Interpretar a condição humana no quadro da vida planetária
Na história das civilizações, a religião registra as primeiras leituras interpretativas da condição humana em seu meio. As hierofanias sempre revelam um forte nexo entre divindade, humanidade e natureza. As narrativas de origem do cosmo e do ser humano — com sua linguagem metafórica, figuras emblemáticas e rememorações rituais — compuseram visões de mundo e ajudaram o próprio ser humano a situar-se, em relação com os astros, com seu meio vital, com os semelhantes e consigo mesmo.
Assim emergiram variadas noções de tempo, espaço e transcendência, conjugando o particular e o universal. De tal sorte que, ainda hoje — após séculos de evolução tecnológica e científica — o acervo das religiões surpreende pela sua complexidade e promessas. Nem mesmo o fundamentalismo e a violência presentes na história das religiões, dolorosamente dramáticos, desqualificam por si só a contribuição religiosa à humanidade.
Neste sentido a atual construção do saber, dinamizada por diferentes paradigmas — e particularmente o conhecimento em humanidades e em ciência ecológica— volta-se ao patrimônio antropológico, ético e pedagógico das religiões, como fonte de sabedoria e compêndio de um primeiro conhecimento ecológico, cujas premissas ainda perduram em muitas culturas. A importância vital das águas e florestas, a observação dos astros e o fenômeno das estações fazem parte do conceito religioso de sagrado, influenciando as culturas, dos ritos à linguagem, das artes à culinária.
Esse tipo de saber e valoração da natureza se inclui na busca de saberes essenciais da humanidade neste terceiro milênio. Especialmente para que o ser humano se situe adequadamente no mundo, inserindo-se, dialogando e construindo — em vez de distanciar-se, isolar-se e destruir-se, destruindo também o meio ambiente.
Alguns autores reclamam um saber humano que inclua a noção de mistério no tratar do cosmo, da vida e da natureza humana. Este saber (mais holístico) situa o mundo físico, biológico e vivo no horizonte de um “além de plenitude” que seja inspirador e educador para a humanidade. Outros cumprem a mesma tarefa desde dentro das tradições religiosas que professam. A identidade confessional é colocada a serviço do bem humano em geral e do bem ecológico em particular. Releem suas fontes mitológicas, litúrgicas e escriturísticas, encontrando na sua religião uma inscrição do próprio cosmo. Emergem, então, vários elementos que podem beneficiar a vida humana e de todo o planeta.

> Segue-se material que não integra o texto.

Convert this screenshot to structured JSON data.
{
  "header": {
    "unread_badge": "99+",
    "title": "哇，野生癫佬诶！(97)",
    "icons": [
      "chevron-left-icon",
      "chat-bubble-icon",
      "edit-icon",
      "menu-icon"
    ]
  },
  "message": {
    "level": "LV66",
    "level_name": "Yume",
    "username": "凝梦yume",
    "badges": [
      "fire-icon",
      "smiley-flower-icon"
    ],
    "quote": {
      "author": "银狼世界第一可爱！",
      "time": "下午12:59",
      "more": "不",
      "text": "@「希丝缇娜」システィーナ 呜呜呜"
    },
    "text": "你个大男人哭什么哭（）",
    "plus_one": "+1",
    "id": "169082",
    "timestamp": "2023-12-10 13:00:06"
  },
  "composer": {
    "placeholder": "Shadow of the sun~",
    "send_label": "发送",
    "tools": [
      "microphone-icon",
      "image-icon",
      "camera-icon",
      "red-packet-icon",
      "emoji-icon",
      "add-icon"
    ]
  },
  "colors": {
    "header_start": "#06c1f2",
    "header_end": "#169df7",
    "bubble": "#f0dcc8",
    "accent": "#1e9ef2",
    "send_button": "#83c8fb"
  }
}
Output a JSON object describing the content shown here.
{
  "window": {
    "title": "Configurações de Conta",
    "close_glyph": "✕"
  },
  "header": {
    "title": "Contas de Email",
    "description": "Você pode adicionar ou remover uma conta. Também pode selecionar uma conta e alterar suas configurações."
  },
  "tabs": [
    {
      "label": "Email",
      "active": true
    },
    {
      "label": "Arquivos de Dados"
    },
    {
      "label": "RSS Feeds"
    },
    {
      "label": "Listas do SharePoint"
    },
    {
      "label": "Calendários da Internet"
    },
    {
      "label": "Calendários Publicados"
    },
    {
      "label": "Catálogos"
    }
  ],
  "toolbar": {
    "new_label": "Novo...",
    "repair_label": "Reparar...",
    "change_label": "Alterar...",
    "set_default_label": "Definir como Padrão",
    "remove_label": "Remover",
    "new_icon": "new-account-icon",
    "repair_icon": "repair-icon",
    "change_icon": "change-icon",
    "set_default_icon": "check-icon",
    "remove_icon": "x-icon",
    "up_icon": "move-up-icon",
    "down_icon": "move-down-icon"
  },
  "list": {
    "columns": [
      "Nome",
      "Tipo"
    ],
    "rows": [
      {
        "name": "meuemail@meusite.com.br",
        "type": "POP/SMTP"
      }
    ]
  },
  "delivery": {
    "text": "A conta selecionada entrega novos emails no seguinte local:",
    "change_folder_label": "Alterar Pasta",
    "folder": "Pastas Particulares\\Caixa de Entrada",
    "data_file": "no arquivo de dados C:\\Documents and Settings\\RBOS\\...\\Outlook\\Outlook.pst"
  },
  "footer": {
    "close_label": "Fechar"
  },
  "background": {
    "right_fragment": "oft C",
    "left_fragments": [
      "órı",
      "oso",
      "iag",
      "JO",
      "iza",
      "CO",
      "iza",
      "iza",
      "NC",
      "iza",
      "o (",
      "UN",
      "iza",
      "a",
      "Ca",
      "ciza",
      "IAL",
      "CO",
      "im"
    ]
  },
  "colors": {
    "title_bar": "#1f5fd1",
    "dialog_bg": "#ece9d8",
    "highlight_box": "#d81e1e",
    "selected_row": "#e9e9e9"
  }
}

Essa releitura ecológica das fontes atinge também o acervo das tradições orais que perduram na comunidade religiosa que narra, festeja, semeia, colhe, come, bebe e dança ritualisticamente, revivendo no corpo a sabedoria ancestral (Reginaldo Prandi). É um uso respeitoso do patrimônio das religiões, além de necessário e vital para nosso quadro de crise ecológica. Desse modo, as religiões interpretam a condição terrena e cósmica da humanidade e nos levam a perceber que somos membros de uma comunidade planetária.